When I review a tea, I will identify the following information: Source – “Name.” Style, including loose, bag, or sachet. Appearance, referring to the appearance of the leaves dry. Liquor, referring to the appearance of the brewed drink. Smell, referring to the brewed liquor. Taste (self-explanatory). Other insights. Finally, I will give it a score from 1 to 10. Anything in the 1-3 range is something that I disliked and am unlikely to consume again. Anything in the 4-6 range is okay; I am not likely going to buy it again, but if I came across it and wasn’t paying (or past my fairly low caffeine tolerance for the day), I probably would consume again. Anything in the 7-9 range is something I liked, and the higher the score the more likely I will try to keep the particular tea around.
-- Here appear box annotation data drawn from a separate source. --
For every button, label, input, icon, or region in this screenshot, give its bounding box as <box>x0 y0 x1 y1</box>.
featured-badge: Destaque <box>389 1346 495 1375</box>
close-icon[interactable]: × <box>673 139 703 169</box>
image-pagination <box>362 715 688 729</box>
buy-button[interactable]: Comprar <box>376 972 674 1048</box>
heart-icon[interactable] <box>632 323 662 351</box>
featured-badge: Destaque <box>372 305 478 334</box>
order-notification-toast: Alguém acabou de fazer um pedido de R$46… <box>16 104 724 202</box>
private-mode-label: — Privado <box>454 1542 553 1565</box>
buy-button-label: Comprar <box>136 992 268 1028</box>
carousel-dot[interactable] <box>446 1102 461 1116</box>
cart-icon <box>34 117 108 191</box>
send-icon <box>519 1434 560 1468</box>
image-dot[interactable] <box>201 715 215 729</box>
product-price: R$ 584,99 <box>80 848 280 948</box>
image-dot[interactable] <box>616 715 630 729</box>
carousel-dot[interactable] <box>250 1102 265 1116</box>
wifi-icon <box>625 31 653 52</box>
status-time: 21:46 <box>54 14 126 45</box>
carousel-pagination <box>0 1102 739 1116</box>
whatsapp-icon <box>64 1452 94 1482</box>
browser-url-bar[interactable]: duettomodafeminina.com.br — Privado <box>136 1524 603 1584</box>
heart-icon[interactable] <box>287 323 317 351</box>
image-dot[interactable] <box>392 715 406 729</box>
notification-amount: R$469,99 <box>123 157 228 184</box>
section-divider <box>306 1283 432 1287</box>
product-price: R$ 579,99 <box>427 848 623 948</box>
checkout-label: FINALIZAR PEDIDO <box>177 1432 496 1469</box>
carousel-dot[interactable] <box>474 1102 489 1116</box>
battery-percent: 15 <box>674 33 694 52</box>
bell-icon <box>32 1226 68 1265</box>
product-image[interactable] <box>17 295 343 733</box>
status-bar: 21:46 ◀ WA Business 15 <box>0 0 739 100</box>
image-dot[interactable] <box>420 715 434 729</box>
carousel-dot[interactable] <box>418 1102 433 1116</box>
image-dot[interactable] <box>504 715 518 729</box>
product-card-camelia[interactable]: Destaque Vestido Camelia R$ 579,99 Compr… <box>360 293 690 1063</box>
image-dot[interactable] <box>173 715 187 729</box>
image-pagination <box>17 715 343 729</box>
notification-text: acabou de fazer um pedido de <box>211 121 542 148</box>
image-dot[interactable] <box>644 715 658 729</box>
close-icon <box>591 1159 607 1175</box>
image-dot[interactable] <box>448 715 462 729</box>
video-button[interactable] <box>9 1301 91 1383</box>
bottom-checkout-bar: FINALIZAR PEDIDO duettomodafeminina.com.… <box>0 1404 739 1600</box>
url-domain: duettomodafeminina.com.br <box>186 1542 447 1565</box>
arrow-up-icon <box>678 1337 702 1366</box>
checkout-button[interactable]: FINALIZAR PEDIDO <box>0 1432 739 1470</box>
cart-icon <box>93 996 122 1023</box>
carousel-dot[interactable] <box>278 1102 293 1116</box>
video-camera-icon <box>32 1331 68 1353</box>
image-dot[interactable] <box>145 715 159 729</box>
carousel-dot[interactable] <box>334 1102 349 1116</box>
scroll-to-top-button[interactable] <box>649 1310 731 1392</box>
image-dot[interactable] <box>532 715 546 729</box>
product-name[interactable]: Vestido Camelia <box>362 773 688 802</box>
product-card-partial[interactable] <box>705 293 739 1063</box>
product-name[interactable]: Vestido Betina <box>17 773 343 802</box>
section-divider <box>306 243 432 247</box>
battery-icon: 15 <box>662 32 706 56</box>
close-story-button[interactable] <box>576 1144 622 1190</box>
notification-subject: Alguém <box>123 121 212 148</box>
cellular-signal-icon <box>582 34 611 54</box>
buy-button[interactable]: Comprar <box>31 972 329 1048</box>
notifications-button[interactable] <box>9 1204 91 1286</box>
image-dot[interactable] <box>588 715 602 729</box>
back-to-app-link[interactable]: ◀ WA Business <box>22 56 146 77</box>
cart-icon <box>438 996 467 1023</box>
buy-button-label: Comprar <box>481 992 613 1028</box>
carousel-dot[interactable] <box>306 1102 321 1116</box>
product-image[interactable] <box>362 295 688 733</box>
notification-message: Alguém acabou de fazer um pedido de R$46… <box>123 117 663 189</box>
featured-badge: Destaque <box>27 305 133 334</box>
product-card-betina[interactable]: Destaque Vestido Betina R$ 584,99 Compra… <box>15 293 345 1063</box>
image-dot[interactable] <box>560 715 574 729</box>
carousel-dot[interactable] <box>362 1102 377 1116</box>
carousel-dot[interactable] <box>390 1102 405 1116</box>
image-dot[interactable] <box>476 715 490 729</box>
I intend to use a 10 rating very rarely, and only for the very best.

General notes:

I don’t like milk or sugar in my tea, except for an Indian style chai masala and certain other exceptional cases. Many black teas are blended to be more on the bitter side, and thus to call for sugar to soften and round the flavors. When I think to try sugar in such a black, my review will note any difference between the straight and sugared taste. I’m doing that for the review process, because if something requires sugar, I’m unlikely to commit to it for one of my standard teas. I can’t imagine using sugar in a green, oolong, or white tea, so don’t expect that distinction in reviews of those types.